- Increase in the pass percentage of public school students is a good sign
Jun 22, 2015-The School Leaving Certificate (SLC) results finally came out on Friday. That there is a yawning gap between Nepal’s public and private schools again proved to be true. While the overall pass rate was a notch more than 47 percent, only around one-third of students studying at public schools were able to clear the exams.
Still, the results have come with a hint of surprise. Despite the disappointment arising from the fact that only 192,267 out of 405,338 students who had sat for the annual ritual under the regular category received the passing grades, public schools saw a five percent rise in the number of students moving past the ‘Iron Gate’.
This indicates that the government’s investment in the education sector is showing some positive effects. Education has always been one of the major priorities of the government. It has received a lion’s share of the budget, with Rs 86 billion being allocated for the fiscal year 2014-15.
Experts argue that this is a result of various policy reforms the government has carried out in tandem with increasing investment. Around 13,000 teachers were recruited last year alone to teach in the public schools. Similarly, decrease in politicisation also seems to have played a role. Over a dozen teachers’ association decided to merge into a single organisation last year, thus easing the political friction between the teachers’ groups which allowed teachers to focus more on teaching.
But still, public schools are way behind private schools when it comes to the pass percentage and overall achievement of students. Out of 302,399 students who appeared in the SLC exam from public schools, only 100,304 cleared the exam, while of 102,979 SLC-appeared students from private schools, 91,925 made the cut.
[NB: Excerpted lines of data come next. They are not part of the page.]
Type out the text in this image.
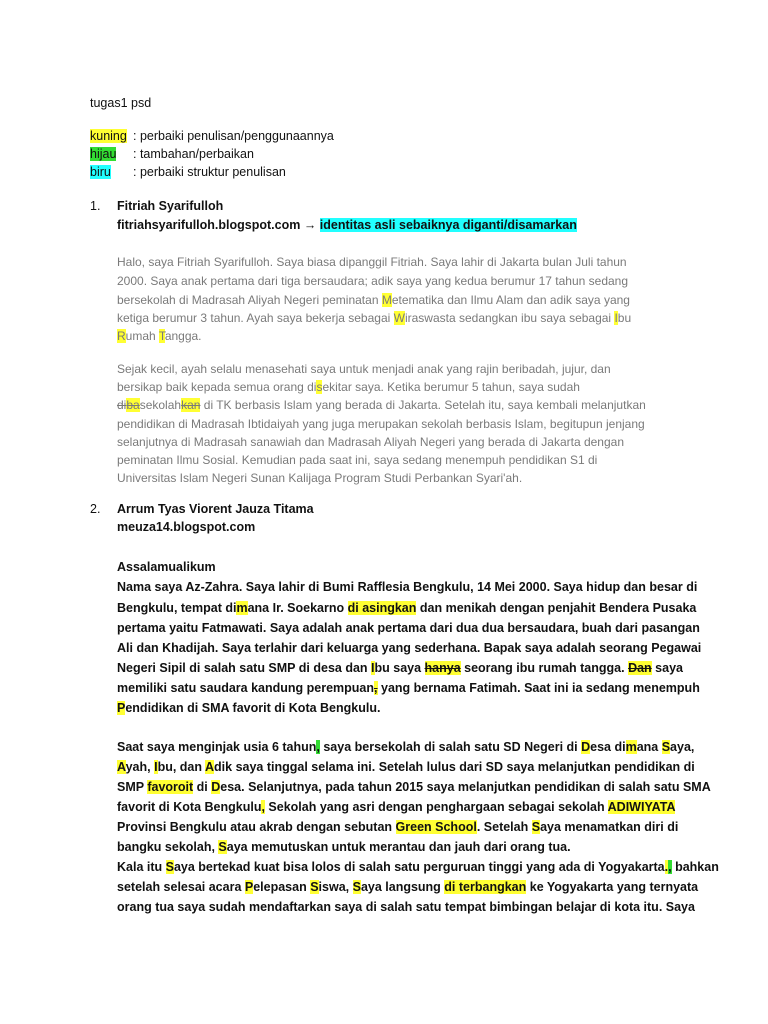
tugas1 psd
kuning : perbaiki penulisan/penggunaannya
hijau : tambahan/perbaikan
biru : perbaiki struktur penulisan
1. Fitriah Syarifulloh
fitriahsyarifulloh.blogspot.com → identitas asli sebaiknya diganti/disamarkan
Halo, saya Fitriah Syarifulloh. Saya biasa dipanggil Fitriah. Saya lahir di Jakarta bulan Juli tahun
2000. Saya anak pertama dari tiga bersaudara; adik saya yang kedua berumur 17 tahun sedang
bersekolah di Madrasah Aliyah Negeri peminatan Metematika dan Ilmu Alam dan adik saya yang
ketiga berumur 3 tahun. Ayah saya bekerja sebagai Wiraswasta sedangkan ibu saya sebagai Ibu
Rumah Tangga.
Sejak kecil, ayah selalu menasehati saya untuk menjadi anak yang rajin beribadah, jujur, dan
bersikap baik kepada semua orang disekitar saya. Ketika berumur 5 tahun, saya sudah
dibasekolahkan di TK berbasis Islam yang berada di Jakarta. Setelah itu, saya kembali melanjutkan
pendidikan di Madrasah Ibtidaiyah yang juga merupakan sekolah berbasis Islam, begitupun jenjang
selanjutnya di Madrasah sanawiah dan Madrasah Aliyah Negeri yang berada di Jakarta dengan
peminatan Ilmu Sosial. Kemudian pada saat ini, saya sedang menempuh pendidikan S1 di
Universitas Islam Negeri Sunan Kalijaga Program Studi Perbankan Syari'ah.
2. Arrum Tyas Viorent Jauza Titama
meuza14.blogspot.com
Assalamualikum
Nama saya Az-Zahra. Saya lahir di Bumi Rafflesia Bengkulu, 14 Mei 2000. Saya hidup dan besar di
Bengkulu, tempat dimana Ir. Soekarno di asingkan dan menikah dengan penjahit Bendera Pusaka
pertama yaitu Fatmawati. Saya adalah anak pertama dari dua dua bersaudara, buah dari pasangan
Ali dan Khadijah. Saya terlahir dari keluarga yang sederhana. Bapak saya adalah seorang Pegawai
Negeri Sipil di salah satu SMP di desa dan Ibu saya hanya seorang ibu rumah tangga. Dan saya
memiliki satu saudara kandung perempuan, yang bernama Fatimah. Saat ini ia sedang menempuh
Pendidikan di SMA favorit di Kota Bengkulu.
Saat saya menginjak usia 6 tahun, saya bersekolah di salah satu SD Negeri di Desa dimana Saya,
Ayah, Ibu, dan Adik saya tinggal selama ini. Setelah lulus dari SD saya melanjutkan pendidikan di
SMP favoroit di Desa. Selanjutnya, pada tahun 2015 saya melanjutkan pendidikan di salah satu SMA
favorit di Kota Bengkulu, Sekolah yang asri dengan penghargaan sebagai sekolah ADIWIYATA
Provinsi Bengkulu atau akrab dengan sebutan Green School. Setelah Saya menamatkan diri di
bangku sekolah, Saya memutuskan untuk merantau dan jauh dari orang tua.
Kala itu Saya bertekad kuat bisa lolos di salah satu perguruan tinggi yang ada di Yogyakarta., bahkan
setelah selesai acara Pelepasan Siswa, Saya langsung di terbangkan ke Yogyakarta yang ternyata
orang tua saya sudah mendaftarkan saya di salah satu tempat bimbingan belajar di kota itu. Saya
The government will have to continue to prioritise the education sector to not let this ray of hope dissipate. No doubt, its investment in public schools has increased by one third in the last two years. But along with increasing financial aid, it can also implement some tricks from up private schools’ sleeve to boost the performance of public schools. Private schools in the country have been consistently ahead of public schools also because of the carrot-stick mechanism that they have adopted. While the career of and benefits received by a private school teacher hinges on the ability to make students pass exams, a government school teacher faces no such pressure.
It would be better if the government introduced such a reward-based mechanism for those teaching in public schools. The country has more than 6,800 public schools catering to hundreds of thousands of students mostly coming from the lower rungs of society. Helping these schools perform better would mean providing better chances in life for those who otherwise do not have much option.